It's a full page ad in the Lansing State Journal, where the president of Carrabba's Italian Grill extends sincere apologies to Lansing and urges victims of the illness outbreak to settle their claims with the restaurant's insurance company, and that's exactly what one woman who got sick says she's doing. Amy Paulis is back on her feet after she says dinner at Carrabba's Italian Grill literally brought her to her knees, unable to feel anything but sickness.
Amy Paulis, Carrabba's victim: "It just took its toll on me, because it hit my family. The only person who didn't get sick was my husband."
She says her two children didn't even eat at Carrabba's with her, but picked up the stomach virus anyway. Health department records show over 400 others got sick too, but Paulis says she's feeling even better now that she may be getting a settlement from the restaurant for her all her pain. Just like the full-page apology asks, Paulis says submitted her claim online.

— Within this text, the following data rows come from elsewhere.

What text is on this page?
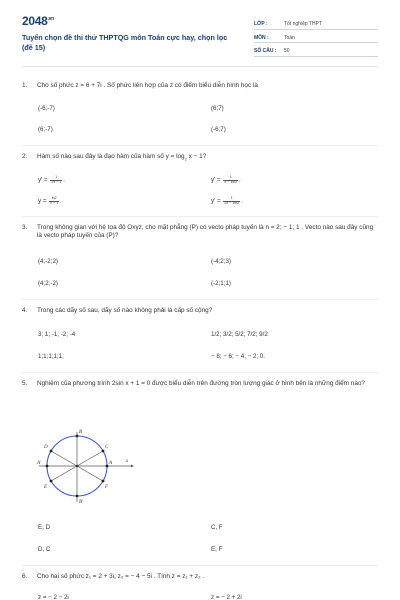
$2048^{.vn}$
Tuyển chọn đề thi thử THPTQG môn Toán cực hay, chọn lọc (đề 15)
LỚP :	Tốt nghiệp THPT
MÔN :	Toán
SỐ CÂU :	50
1.	Cho số phức z = 6 + 7i . Số phức liên hợp của z có điểm biểu diễn hình học là
(-6;-7)	(6;7)
(6;-7)	(-6;7)
2.	Hàm số nào sau đây là đạo hàm của hàm số $y = \log_2 x - 1$?
$y' = \frac{1}{2x - 1}$ .	$y' = \frac{1}{x - 1\ln 2}$ .
$y = \frac{\ln 2}{x - 1}$ .	$y' = \frac{1}{2x - 1\ln 2}$ .
3.	Trong không gian với hệ tọa độ Oxyz, cho mặt phẳng (P) có vecto pháp tuyến là n = 2; − 1; 1 . Vecto nào sau đây cũng là vecto pháp tuyến của (P)?
(4;-2;2)	(-4;2;3)
(4;2;-2)	(-2;1;1)
4.	Trong các dãy số sau, dãy số nào không phải là cấp số cộng?
3; 1; -1; -2; -4	1/2; 3/2; 5/2; 7/2; 9/2
1;1;1;1;1;	− 8; − 6; − 4; − 2; 0.
5.	Nghiệm của phương trình 2sin x + 1 = 0 được biểu diễn trên đường tròn lượng giác ở hình bên là những điểm nào?
B
C
D
A'	A
E	F
B'
x
E, D	C, F
D, C	E, F
6.	Cho hai số phức z₁ = 2 + 3i, z₂ = − 4 − 5i . Tính z = z₁ + z₂ .
z = − 2 − 2i	z = − 2 + 2i
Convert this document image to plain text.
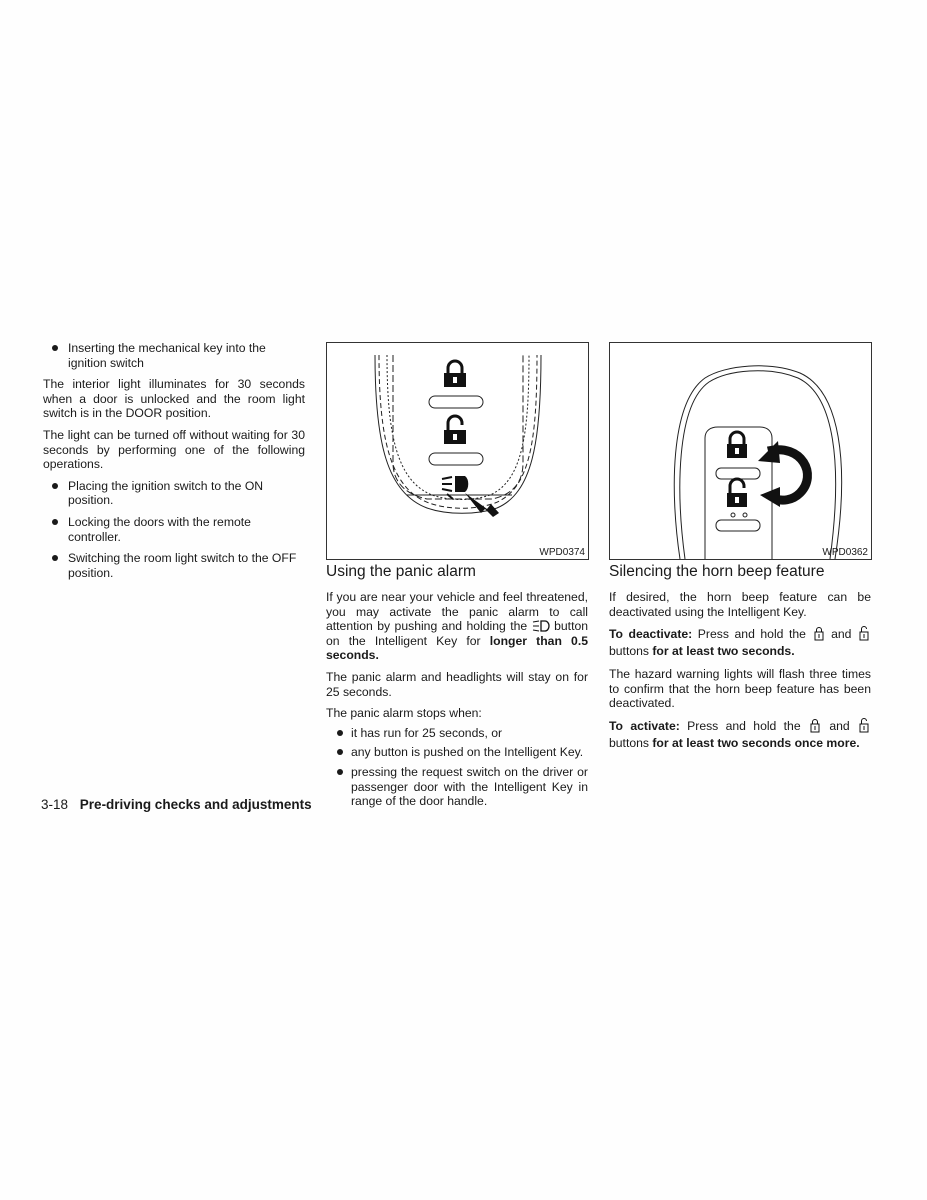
Inserting the mechanical key into the ignition switch

The interior light illuminates for 30 seconds when a door is unlocked and the room light switch is in the DOOR position.

The light can be turned off without waiting for 30 seconds by performing one of the following operations.

Placing the ignition switch to the ON position.
Locking the doors with the remote controller.
Switching the room light switch to the OFF position.
WPD0374	WPD0362
Using the panic alarm

If you are near your vehicle and feel threatened, you may activate the panic alarm to call attention by pushing and holding the button on the Intelligent Key for longer than 0.5 seconds.

The panic alarm and headlights will stay on for 25 seconds.

The panic alarm stops when:

it has run for 25 seconds, or
any button is pushed on the Intelligent Key.
pressing the request switch on the driver or passenger door with the Intelligent Key in range of the door handle.
Silencing the horn beep feature

If desired, the horn beep feature can be deactivated using the Intelligent Key.

To deactivate: Press and hold the and  buttons for at least two seconds.

The hazard warning lights will flash three times to confirm that the horn beep feature has been deactivated.

To activate: Press and hold the and  buttons for at least two seconds once more.

3-18 Pre-driving checks and adjustments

Amy Paulis: "I just explained that I missed two days of work, and so did my husband, to stay home and take care of our children."
She says she hasn't heard back from Carrabba's yet, but other friends like this one who dined with Paulis that fateful night have already gotten a response.
Amy Paulis: "I believe it was $300 that they ended up compensating her for missing work, her meal and just being sick, pretty generous."
And even though other victims are going another route, suing over the illness outbreak. Paulis says that's not an option for her.
Amy Paulis: "If they're willing to have their insurance company compensate people that were sick, and they've admitted that they made a mistake, and they're going to correct it, then that's good enough for me."
Eaton County circuit court says there are two cases on file against Carrabba's Italian Grill, and the lawyer who filed one of those claims tells me he's working on putting together a class action suit.